According to the tower supporting type chimney of claim 6,
A damper installed at the top of the tower will dampen the vibration that occurs in the cylinder projecting above the top, and the tower below the top will be supported by the tower to counter wind forces, and at the same time as wind, earthquake, etc. A vibration-resistant structure against vibrations caused by the vibration is also provided, and sufficient resistance to wind and earthquake can be exerted.

According to the method of constructing a tower-supporting chimney according to the seventh aspect, the work period on site can be shortened by manufacturing the blocks first and assembling the blocks sequentially on the foundation. Can be. Further, by constructing the tubular body inside the steel tower, it is not necessary to separately provide a scaffold, and the construction can be simplified.

According to the construction method of the steel tower supporting type chimney according to the eighth aspect, the construction period can be shortened by performing the two steps in parallel.

[Brief description of the drawings]

FIG. 1 is a side view of a tower supporting type chimney according to a first embodiment of the present invention.

FIG. 2 is a side view showing the structure of a block constituting a steel tower.

FIG. 3 is a sectional view taken along line III-III in FIG.

4 is a sectional view taken along the line IV-IV in FIG.

FIG. 5 is a view showing a second embodiment according to the present invention, and is a plan view showing a configuration of a viscous damper installed in a steel tower.

FIG. 6 is a side sectional view showing an internal structure of a viscous damper.
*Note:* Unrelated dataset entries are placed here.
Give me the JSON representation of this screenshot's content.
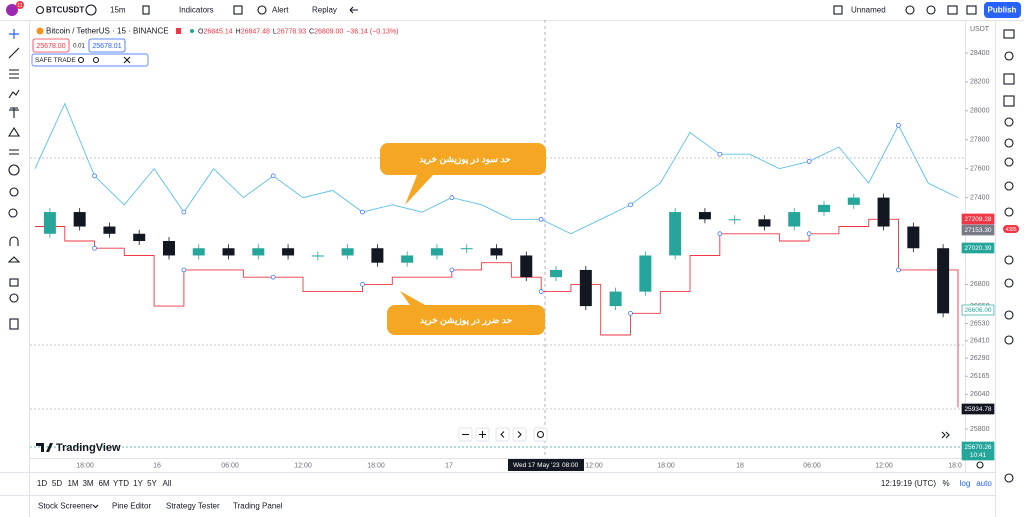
{
  "toolbar": {
    "badge": "11",
    "symbol": "BTCUSDT",
    "interval": "15m",
    "indicators": "Indicators",
    "alert": "Alert",
    "replay": "Replay",
    "layout": "Unnamed",
    "publish": "Publish"
  },
  "legend": {
    "title": "Bitcoin / TetherUS · 15 · BINANCE",
    "ohlc": [
      {
        "label": "O",
        "value": "26845.14"
      },
      {
        "label": "H",
        "value": "26847.48"
      },
      {
        "label": "L",
        "value": "26778.93"
      },
      {
        "label": "C",
        "value": "26809.00"
      }
    ],
    "change": "−36.14 (−0.13%)",
    "sell": "25678.00",
    "spread": "0.01",
    "buy": "25678.01",
    "indicator": "SAFE TRADE"
  },
  "chart": {
    "currency": "USDT",
    "ylim": [
      25600,
      28600
    ],
    "yticks": [
      28400,
      28200,
      28000,
      27800,
      27600,
      27400,
      26800,
      26650,
      26530,
      26410,
      26290,
      26165,
      26040,
      25800
    ],
    "price": [
      27150,
      27300,
      27200,
      27150,
      27100,
      27000,
      27050,
      27000,
      27050,
      27000,
      27000,
      27050,
      26950,
      27000,
      27050,
      27050,
      27000,
      26850,
      26900,
      26650,
      26750,
      27000,
      27300,
      27250,
      27250,
      27200,
      27300,
      27350,
      27400,
      27200,
      27050,
      26600
    ],
    "upper": [
      27600,
      28050,
      27550,
      27350,
      27600,
      27300,
      27600,
      27400,
      27550,
      27400,
      27450,
      27300,
      27350,
      27300,
      27400,
      27350,
      27250,
      27250,
      27150,
      27250,
      27350,
      27500,
      27850,
      27700,
      27700,
      27600,
      27650,
      27750,
      27500,
      27900,
      27500,
      27400
    ],
    "lower": [
      27200,
      27100,
      27050,
      27000,
      26650,
      26900,
      26900,
      26850,
      26850,
      26750,
      26750,
      26800,
      26850,
      26850,
      26900,
      26950,
      26850,
      26750,
      26800,
      26450,
      26600,
      26750,
      27000,
      27150,
      27150,
      27100,
      27150,
      27200,
      27250,
      26900,
      26900,
      25950
    ],
    "time_labels": [
      "18:00",
      "16",
      "06:00",
      "12:00",
      "18:00",
      "17",
      "12:00",
      "18:00",
      "18",
      "06:00",
      "12:00",
      "18:0"
    ],
    "crosshair_time": "Wed 17 May '23",
    "crosshair_clock": "08:00",
    "price_labels": [
      "27209.28",
      "27153.30",
      "27020.39",
      "26606.00",
      "25934.78",
      "25670.26",
      "10:41"
    ],
    "annotations": [
      "حد سود در پوزیشن خرید",
      "حد ضرر در پوزیشن خرید"
    ],
    "logo": "TradingView"
  },
  "timeframes": [
    "1D",
    "5D",
    "1M",
    "3M",
    "6M",
    "YTD",
    "1Y",
    "5Y",
    "All"
  ],
  "clock": "12:19:19 (UTC)",
  "scale_options": [
    "%",
    "log",
    "auto"
  ],
  "tabs": [
    "Stock Screener",
    "Pine Editor",
    "Strategy Tester",
    "Trading Panel"
  ],
  "side_badge": "4385"
}
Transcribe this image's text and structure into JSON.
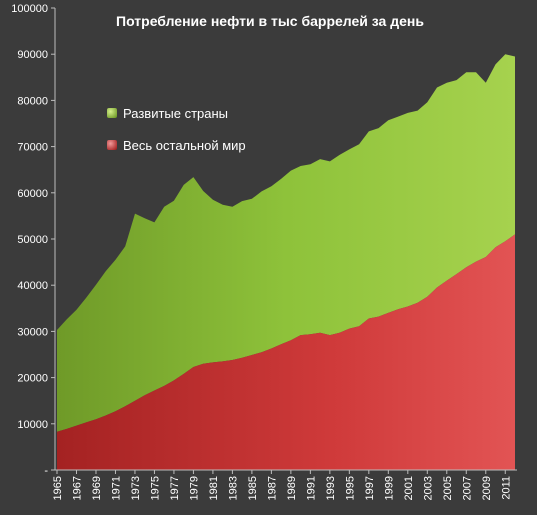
{
  "chart_data": {
    "type": "area",
    "stacked": true,
    "title": "Потребление нефти в тыс баррелей за день",
    "xlabel": "",
    "ylabel": "",
    "ylim": [
      0,
      100000
    ],
    "yticks": [
      "-",
      "10000",
      "20000",
      "30000",
      "40000",
      "50000",
      "60000",
      "70000",
      "80000",
      "90000",
      "100000"
    ],
    "xticks": [
      "1965",
      "1967",
      "1969",
      "1971",
      "1973",
      "1975",
      "1977",
      "1979",
      "1981",
      "1983",
      "1985",
      "1987",
      "1989",
      "1991",
      "1993",
      "1995",
      "1997",
      "1999",
      "2001",
      "2003",
      "2005",
      "2007",
      "2009",
      "2011"
    ],
    "grid": false,
    "legend_position": "upper-left inside plot",
    "x": [
      1965,
      1966,
      1967,
      1968,
      1969,
      1970,
      1971,
      1972,
      1973,
      1974,
      1975,
      1976,
      1977,
      1978,
      1979,
      1980,
      1981,
      1982,
      1983,
      1984,
      1985,
      1986,
      1987,
      1988,
      1989,
      1990,
      1991,
      1992,
      1993,
      1994,
      1995,
      1996,
      1997,
      1998,
      1999,
      2000,
      2001,
      2002,
      2003,
      2004,
      2005,
      2006,
      2007,
      2008,
      2009,
      2010,
      2011,
      2012
    ],
    "series": [
      {
        "name": "Весь остальной мир",
        "color": "#c83030",
        "values": [
          8300,
          8900,
          9600,
          10300,
          11000,
          11800,
          12700,
          13800,
          15000,
          16200,
          17200,
          18200,
          19400,
          20800,
          22300,
          23000,
          23300,
          23500,
          23800,
          24300,
          24900,
          25500,
          26300,
          27200,
          28100,
          29200,
          29400,
          29700,
          29200,
          29700,
          30600,
          31100,
          32800,
          33200,
          34000,
          34800,
          35400,
          36200,
          37500,
          39500,
          41000,
          42400,
          43900,
          45100,
          46100,
          48200,
          49500,
          51000
        ]
      },
      {
        "name": "Развитые страны",
        "color": "#8ebd3c",
        "values": [
          22000,
          23700,
          25100,
          27000,
          29100,
          31200,
          32800,
          34600,
          40500,
          38300,
          36400,
          38800,
          38900,
          40900,
          41100,
          37400,
          35200,
          33900,
          33200,
          33900,
          33800,
          34800,
          35100,
          35800,
          36700,
          36600,
          36800,
          37600,
          37600,
          38500,
          38800,
          39400,
          40500,
          40800,
          41700,
          41700,
          41900,
          41600,
          42100,
          43300,
          42800,
          42000,
          42200,
          41000,
          37700,
          39600,
          40500,
          38500
        ]
      }
    ]
  }
}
FIG. 7 is a view showing a third embodiment according to the present invention, and is a process diagram showing step by step a method of constructing a tower supported chimney.

[Explanation of symbols]

 DESCRIPTION OF SYMBOLS 1 Foundation 2 Steel tower 3 Cylindrical body 4 Column 5 Beam 7 Block body 10 Horizontal support part 13 Oil damper (damper) 15 Suspension member 20 Viscous damper

Continued on the front page (72) Inventor Tsutomu Maekawa 4-2-2 Kannon Shinmachi, Nishi-ku, Hiroshima City, Hiroshima Prefecture Inside Mitsubishi Heavy Industries, Ltd. Hiroshima Works (72) Inventor Hiroshi Kondo 4-2-2 Kanon Shinmachi, Nishi-ku, Hiroshima City, Hiroshima Prefecture No. Mitsubishi Heavy Industries, Ltd. Hiroshima Works

Claims (8)

[Claims] Claims: 1. A tubular body is built upright inside a tower,
A tower supporting chimney supporting the tubular body by the tower, wherein the tower has the same shape in which the outer shape of a horizontal cross section is substantially equal at any point in the height direction and is divided into a plurality in the height direction. A tower supported chimney characterized by being constituted by a block body. 2. The tower-supported chimney according to claim 1, wherein the tubular body is suspended by being connected to the tower at a lower end via a suspension member. 3. The wall thickness of a side wall of the tubular body located below the top of the tower is formed to be thinner than a wall thickness equivalent to the top of the tower. Tower supported chimney. 4. The tower-supported chimney according to claim 1, wherein a damper is interposed between the top of the tower and the tubular body. 5. The tower supporting type according to claim 4, wherein a plurality of the dampers are provided so as to operate with respect to a relative displacement in all directions in a horizontal plane between the tower and the tubular body. chimney. 6. The tower support according to claim 1, wherein the tower supports the tubular body horizontally at a plurality of positions having different heights other than the top. Type chimney. 7. An upright cylindrical body inside a steel tower having a horizontal cross-section having substantially the same outer shape at any point in the height direction and having a plurality of blocks of the same shape divided in the height direction. A method for constructing a tower supporting chimney for constructing and supporting the tubular body by the tower, comprising: a first step of sequentially assembling the block bodies to construct the tower; and constructing a tubular body inside the tower. A method for constructing a tower-supporting chimney, comprising a second step. 8. The method according to claim 7, wherein the second step is performed in parallel with the first step.